Check this out, https://signoz.io/blog/6-silent-traps-inside-cloudWatch-that...

6r17

I did have some bad experiences with OTEL and have lot of freedom on deployment ; I never read of Signoz will definitely check it out ; SigNoz is working with OTEL I suppose ?

I wonder if there are any other adapters for trace injest instead of OTEL ?

bbkane

There are a few: I've played with https://uptrace.dev and https://openobserve.ai/ . OpenObserve is a single binary, so easy to set up

darkstar_16

Jaeger collector perhaps but then you'd have to use the Jaeger UI. Signoz has a much nicer UI that feels more integrated but last I checked had annoying bugs in the UI like not keeping the time selection when I navigated between screens.

6r17

Definitely should look up the tech more ; i lazily commented as Signoz clearly state it ingest most than 50 different sources ;

elza_1111

yep, SigNoz is OpenTelemetry native. You can instrument your application with OpenTelemetry and send telemetry data direclty to signoz.

candiddevmike

How does SigNoz compare to the other "all-in-one" OTel platforms? What part of the open-core bit is behind a paywall?

sali0

noob question, i'm currently adding telemetry to my backend.

I was at first implementing otel throughout my api, but ran into some minor headaches and a lot of boilerplate. I shopped a bit around and saw that Sentry has a lot of nice integrations everywhere, and seems to have all the same features (metrics, traces, error reporting). I'm considering just using Sentry for both backend and frontend and other pieces as well.

Curious if anyone has thoughts on this. Assuming Sentry can fulfill our requirements, the only thing taht really concerns me is vendor-lockin. But I'm wondering other people's thoughts

vrosas

Think of otel as just a standard data format for your logs/traces/metrics that your backend(s) emit, and some open source libraries for dealing with that data. You can pipe it straight to an observability vendor that accepts these formats (pretty much everyone does - datadog, stackdriver, etc) or you can simply write the data to a database and wire up your own dashboards on top of it (i.e. graphana).

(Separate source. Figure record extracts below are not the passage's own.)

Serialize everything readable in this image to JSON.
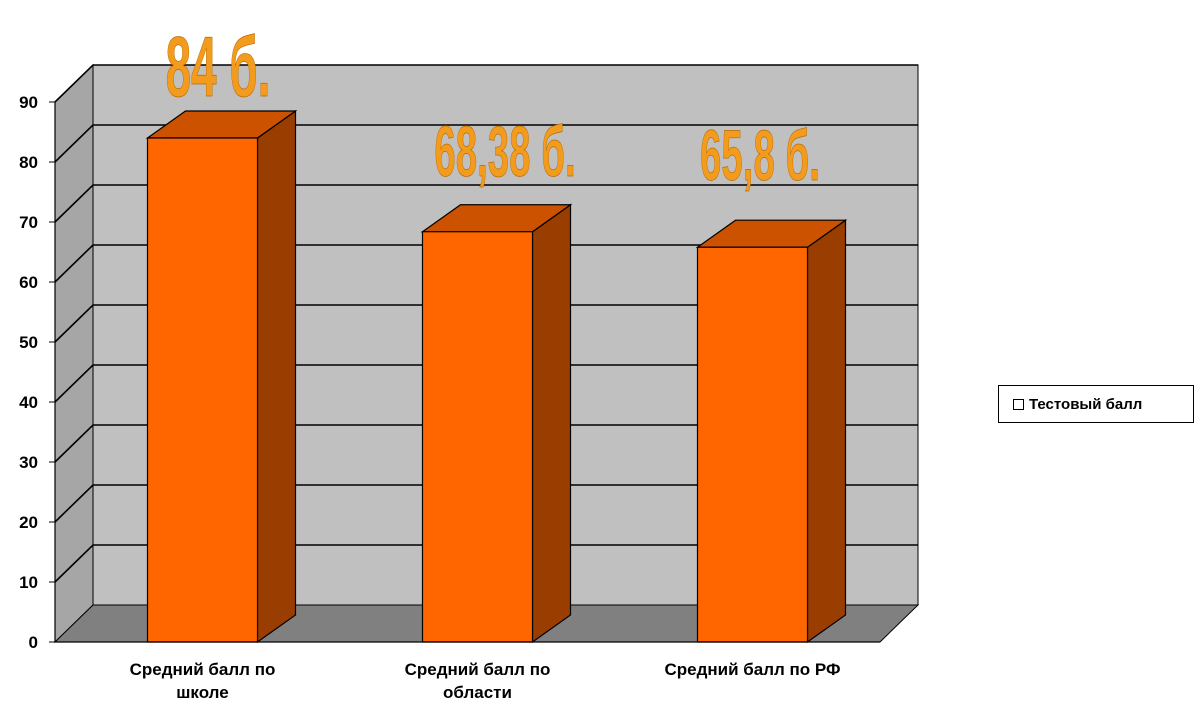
{
  "chart_data": {
    "type": "bar",
    "style": "3d-column",
    "categories": [
      "Средний балл по школе",
      "Средний балл по области",
      "Средний балл по РФ"
    ],
    "category_lines": [
      [
        "Средний балл по",
        "школе"
      ],
      [
        "Средний балл по",
        "области"
      ],
      [
        "Средний балл по РФ"
      ]
    ],
    "series": [
      {
        "name": "Тестовый балл",
        "values": [
          84,
          68.38,
          65.8
        ],
        "color": "#FF6600"
      }
    ],
    "data_labels": [
      "84 б.",
      "68,38 б.",
      "65,8 б."
    ],
    "yticks": [
      "0",
      "10",
      "20",
      "30",
      "40",
      "50",
      "60",
      "70",
      "80",
      "90"
    ],
    "ylim": [
      0,
      90
    ],
    "grid": true,
    "legend_position": "right",
    "colors": {
      "wall": "#C0C0C0",
      "floor": "#808080",
      "bar_front": "#FF6600",
      "bar_top": "#CC5200",
      "bar_side": "#993D00",
      "label": "#F29B1D"
    }
  }
}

Otel can take a little while to understand because, like many standards, it's designed by committee and the code/documentation will reflect that. LLMs can help but the last time I was asking them about otel they constantly gave me code that was out of date with the latest otel libraries.

srikanthccv

>I was at first implementing otel throughout my api, but ran into some minor headaches and a lot of boilerplate

OTeL also has numerous integrations https://opentelemetry.io/ecosystem/registry/. In contrast, Sentry lacks traditional metrics and other capabilities that OTeL offers. IIRC, Sentry experimented with "DDM" (Delightful Developer Metrics), but this feature was deprecated and removed while still in alpha/beta.

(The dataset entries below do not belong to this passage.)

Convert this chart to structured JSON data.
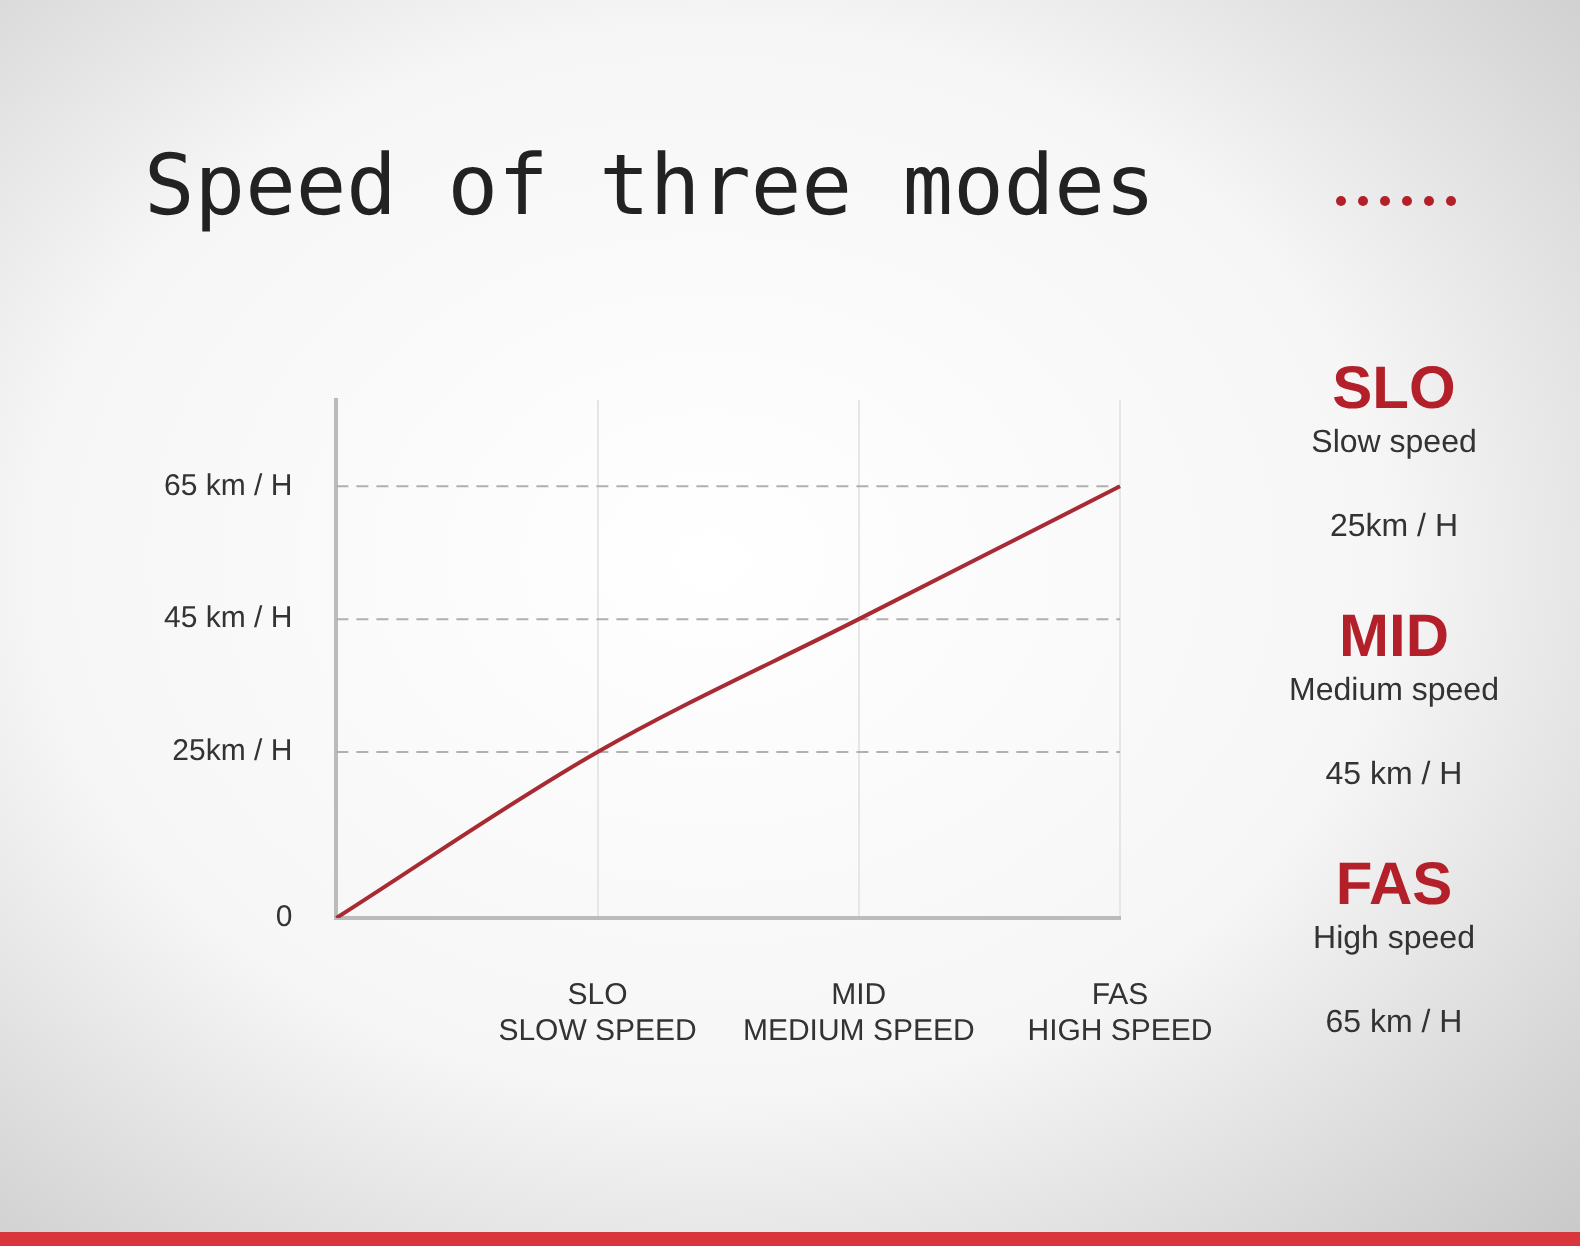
{
  "chart_data": {
    "type": "line",
    "title": "Speed of three modes",
    "categories": [
      null,
      "SLO\nSLOW SPEED",
      "MID\nMEDIUM SPEED",
      "FAS\nHIGH SPEED"
    ],
    "series": [
      {
        "color": "#a82a33",
        "values": [
          0,
          25,
          45,
          65
        ]
      }
    ],
    "ylim": [
      0,
      78
    ],
    "yticks": [
      {
        "value": 0,
        "label": "0"
      },
      {
        "value": 25,
        "label": "25km / H"
      },
      {
        "value": 45,
        "label": "45 km / H"
      },
      {
        "value": 65,
        "label": "65 km / H"
      }
    ],
    "ref_lines": [
      {
        "axis": "y",
        "value": 25,
        "color": "#b0b0b0",
        "line_style": "dashed"
      },
      {
        "axis": "y",
        "value": 45,
        "color": "#b0b0b0",
        "line_style": "dashed"
      },
      {
        "axis": "y",
        "value": 65,
        "color": "#b0b0b0",
        "line_style": "dashed"
      }
    ],
    "grid": "x",
    "legend": false,
    "marker": "none",
    "line_style": "solid",
    "annotations": [
      "SLO",
      "Slow speed",
      "25km / H",
      "MID",
      "Medium speed",
      "45 km / H",
      "FAS",
      "High speed",
      "65 km / H"
    ]
  }
}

Sentry excels at error tracking and provides excellent browser integration. This might be sufficient for your needs, but if you're looking for the comprehensive observability features that OpenTelemetry provides, you'd likely need a full observability platform.

whatevermom

Sentry isn’t really a full on observability platform. It’s for error reporting only (that is annotated with traces and logs). It turns out that for most projects, this is sufficient. Can’t comment on the vendor lock-in part.

dboreham

You can run your own sentry server (or at least last time I worked with it you could). But as others have noted sentry is not going to provide the same functionality as OTel.

bravesoul2

That's a genius idea. So obvious in retrospect.